Nederlands

Examenstof

Veelgestelde vragen

Wat is de betrokkenheid van docenten bij de ontwikkeling van het CE Nederlands havo en vwo?

Bij de ontwikkeling van de centrale examens Nederlands havo en vwo zijn aan de kant van Cito drie eerstegraads examenklasdocenten in de constructiegroep betrokken. Zij worden aangestuurd door een toetsdeskundige. Aan de kant van het College voor Toetsing en Examens (CvTE) zitten ook drie examenklasdocenten in de vaststellingscommissie, voor havo en vwo. De vierde persoon in de vaststellingscommissie is de voorzitter. De voorzitter is werkzaam in het wetenschappelijk onderwijs.

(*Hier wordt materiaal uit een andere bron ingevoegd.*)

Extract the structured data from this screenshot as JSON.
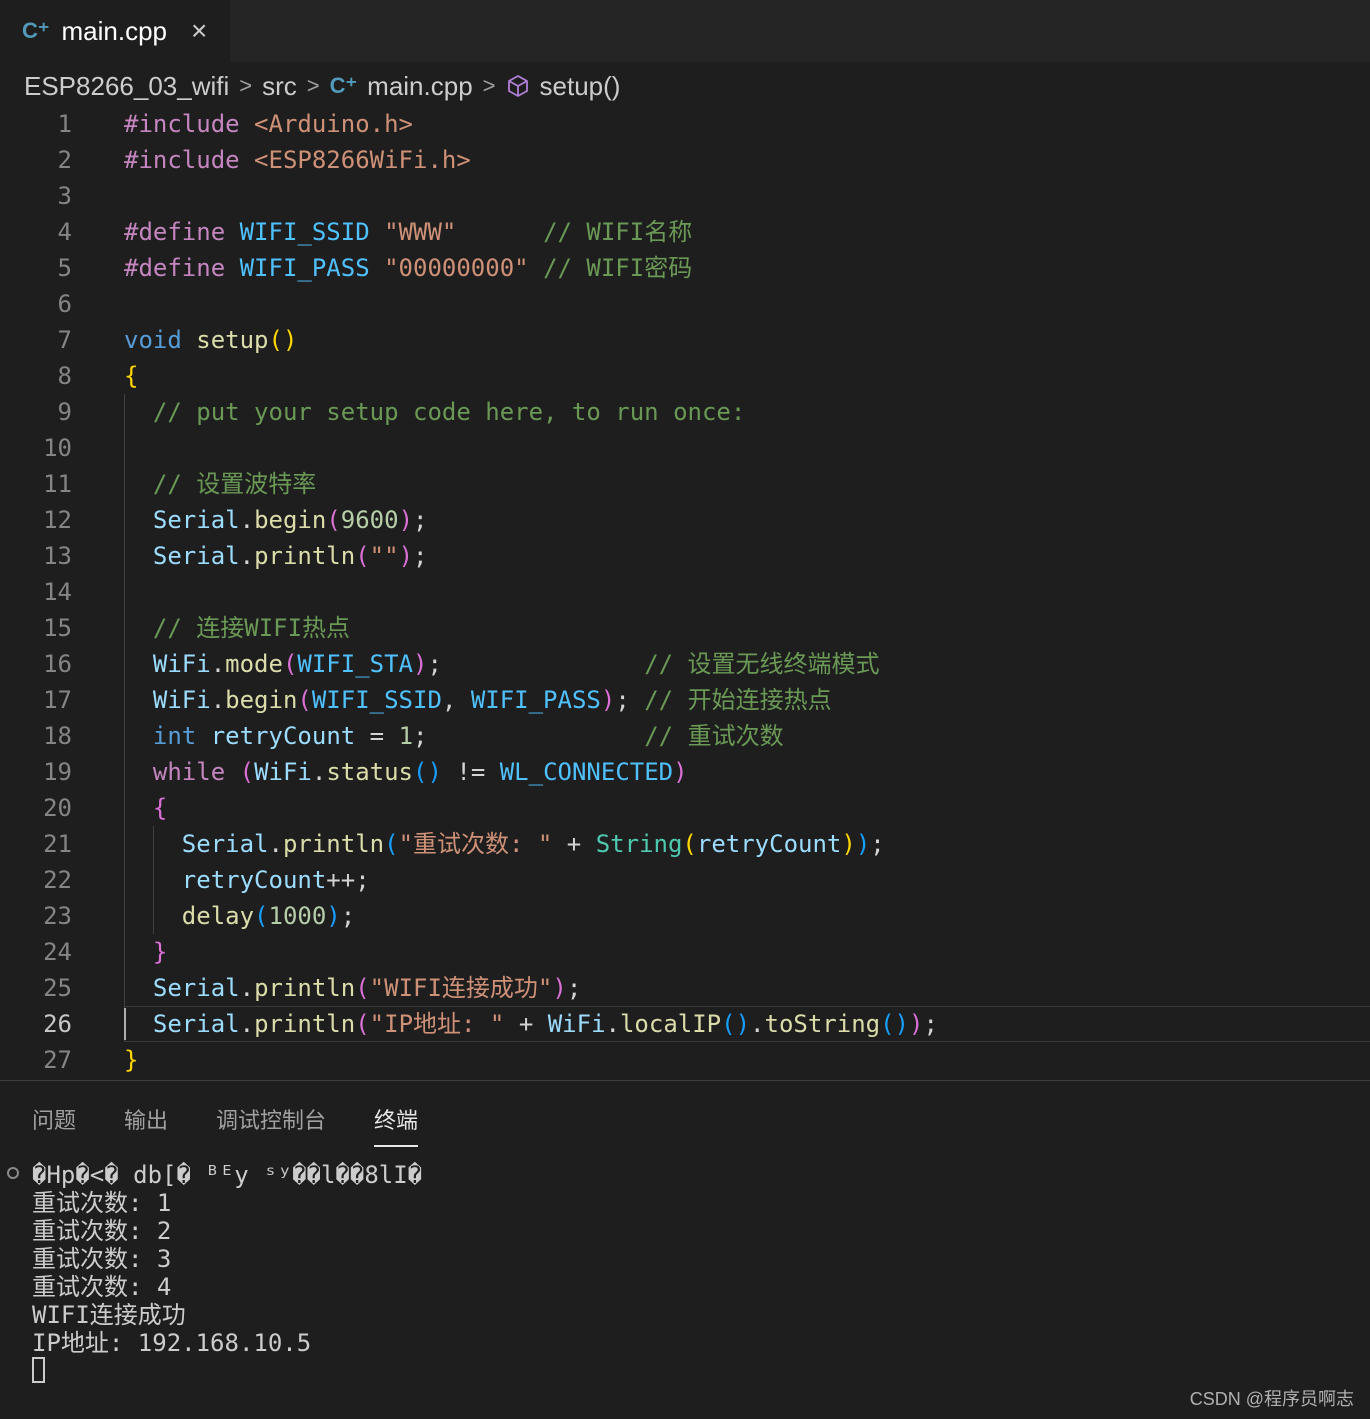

De opgaven voor de examens van het eerste tijdvak havo worden gepretest. Bij deze pretest zijn per examen ruim 25 docenten betrokken. Deze docenten beoordelen de antwoorden van de leerlingen en geven de resultaten door aan de examenmakers. Daarnaast geven ze feedback op het pretestmateriaal. Dit schooljaar vindt voor het examen vwo voor het eerste tijdvak een zogenaamde testcorrectie plaats. Twintig docenten Nederlands zijn uitgenodigd om de dag na de afname van het examen het voorlopig correctievoorschrift aan de hand van het examenwerk van hun leerlingen te testen. De suggesties van deze docenten ter verbetering van het voorlopige correctievoorschrift bespreekt de vaststellingscommissie van het CvTE en de suggesties kunnen leiden tot aanpassingen in het correctievoorschrift. Het definitieve correctievoorschrift is hierdoor twee werkdagen later beschikbaar.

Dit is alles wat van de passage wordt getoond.